Weights: Exercise, you need exercise. Well, I sure as hell need exercise and if you’ve made it this far, you probably need it too. I have a set of Powerblocks (another referral link) that I got a while ago and they do the job very well. I stick to mostly compound exercises (several muscle groups at once) and, because these don’t get really heavy, go 8 to 12 reps on what ever I do. Check this site out if you need some help coming up with good dumbbell exercises.
Good chair (see above): Who knew that spending 12 hours a day in a chair would require something more than a creaky, armless IKEA chair? I was using a fairly nice one before, actually, but it was over a decade old and started to lean the bottom pad forward so I always felt like I was going to slip off of it onto the floor. I picked-up an Aeron last year and have been very happy with it. It’s one thing to be supported properly but my main concern was ventilation. I was used to an air-conditioned office and now I found myself in a non-insulated office facing west with very fickle breeze. The mesh back and bottom of this chair was a very nice change of pace (read: temperature) which I highly recommend.

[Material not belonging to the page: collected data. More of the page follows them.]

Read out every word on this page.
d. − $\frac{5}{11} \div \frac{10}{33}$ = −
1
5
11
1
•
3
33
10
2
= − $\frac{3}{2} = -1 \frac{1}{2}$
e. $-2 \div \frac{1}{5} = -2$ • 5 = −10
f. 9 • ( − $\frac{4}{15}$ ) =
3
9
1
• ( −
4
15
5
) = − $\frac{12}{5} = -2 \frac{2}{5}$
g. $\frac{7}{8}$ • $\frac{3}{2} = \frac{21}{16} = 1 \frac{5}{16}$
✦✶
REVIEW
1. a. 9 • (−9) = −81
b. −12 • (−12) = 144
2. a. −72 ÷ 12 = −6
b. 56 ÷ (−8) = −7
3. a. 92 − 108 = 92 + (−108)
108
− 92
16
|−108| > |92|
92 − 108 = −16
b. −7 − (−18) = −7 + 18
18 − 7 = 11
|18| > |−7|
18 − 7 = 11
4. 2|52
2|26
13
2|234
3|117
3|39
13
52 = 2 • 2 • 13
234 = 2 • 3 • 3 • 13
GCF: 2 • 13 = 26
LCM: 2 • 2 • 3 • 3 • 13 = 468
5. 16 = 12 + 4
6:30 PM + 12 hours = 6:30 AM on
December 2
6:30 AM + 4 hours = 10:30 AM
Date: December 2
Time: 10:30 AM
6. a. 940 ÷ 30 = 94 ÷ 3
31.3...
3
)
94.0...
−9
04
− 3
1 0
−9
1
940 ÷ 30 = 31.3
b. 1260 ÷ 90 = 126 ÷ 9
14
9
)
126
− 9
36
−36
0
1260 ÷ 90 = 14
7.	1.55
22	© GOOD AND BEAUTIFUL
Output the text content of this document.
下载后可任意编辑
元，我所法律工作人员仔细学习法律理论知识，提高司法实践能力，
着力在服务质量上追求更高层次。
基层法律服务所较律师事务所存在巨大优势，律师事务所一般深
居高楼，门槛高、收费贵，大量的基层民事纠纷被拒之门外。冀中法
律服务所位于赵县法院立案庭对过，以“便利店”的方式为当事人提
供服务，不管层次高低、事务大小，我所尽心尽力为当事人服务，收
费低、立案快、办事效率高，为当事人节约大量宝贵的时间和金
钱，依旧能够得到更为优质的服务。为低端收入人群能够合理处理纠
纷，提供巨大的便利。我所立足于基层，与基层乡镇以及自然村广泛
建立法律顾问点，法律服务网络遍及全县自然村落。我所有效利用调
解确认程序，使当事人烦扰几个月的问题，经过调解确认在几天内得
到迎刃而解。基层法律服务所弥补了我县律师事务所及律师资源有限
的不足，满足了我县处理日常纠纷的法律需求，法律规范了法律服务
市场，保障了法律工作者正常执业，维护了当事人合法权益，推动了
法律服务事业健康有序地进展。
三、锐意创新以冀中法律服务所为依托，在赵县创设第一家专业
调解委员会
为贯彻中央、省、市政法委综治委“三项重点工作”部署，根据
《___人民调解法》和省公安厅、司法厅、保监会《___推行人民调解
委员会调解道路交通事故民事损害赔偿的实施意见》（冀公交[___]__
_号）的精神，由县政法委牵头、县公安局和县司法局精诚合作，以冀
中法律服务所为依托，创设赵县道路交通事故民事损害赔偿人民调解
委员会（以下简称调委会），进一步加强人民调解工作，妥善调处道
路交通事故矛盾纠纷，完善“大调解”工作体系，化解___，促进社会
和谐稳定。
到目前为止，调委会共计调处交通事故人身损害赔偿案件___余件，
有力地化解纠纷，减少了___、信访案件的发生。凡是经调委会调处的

iPod + Nike+ (you know the drill): Uh oh, starting to sound like an advertisement all-of-the-sudden. Still, what can I say? Some companies make great product. For the most part, since learning about their use of child labor long ago, I’ve been a Nike boycotter. Not the type to stop people at the store, just the type to vote with my wallet like everyone should. Recently, I tried to find out whether they had absolved themselves and moved on but wasn’t able to see anything concrete. In the absence of evidence, I remain an abstainer… except in the case of the Nike+. when I was able to run (damn knee), this little thing really motivated me and gave me the data I needed to see how I was progressing. It was, and still is, very addicting to see your distance increase, your pace improve, and your goals get tracked. It also seems to call my name in the middle of the day… like “hey, buddy, there’s a new This American Life podcast and it’s sunny outside. What say we take a break and get some air.” That’s a good friend.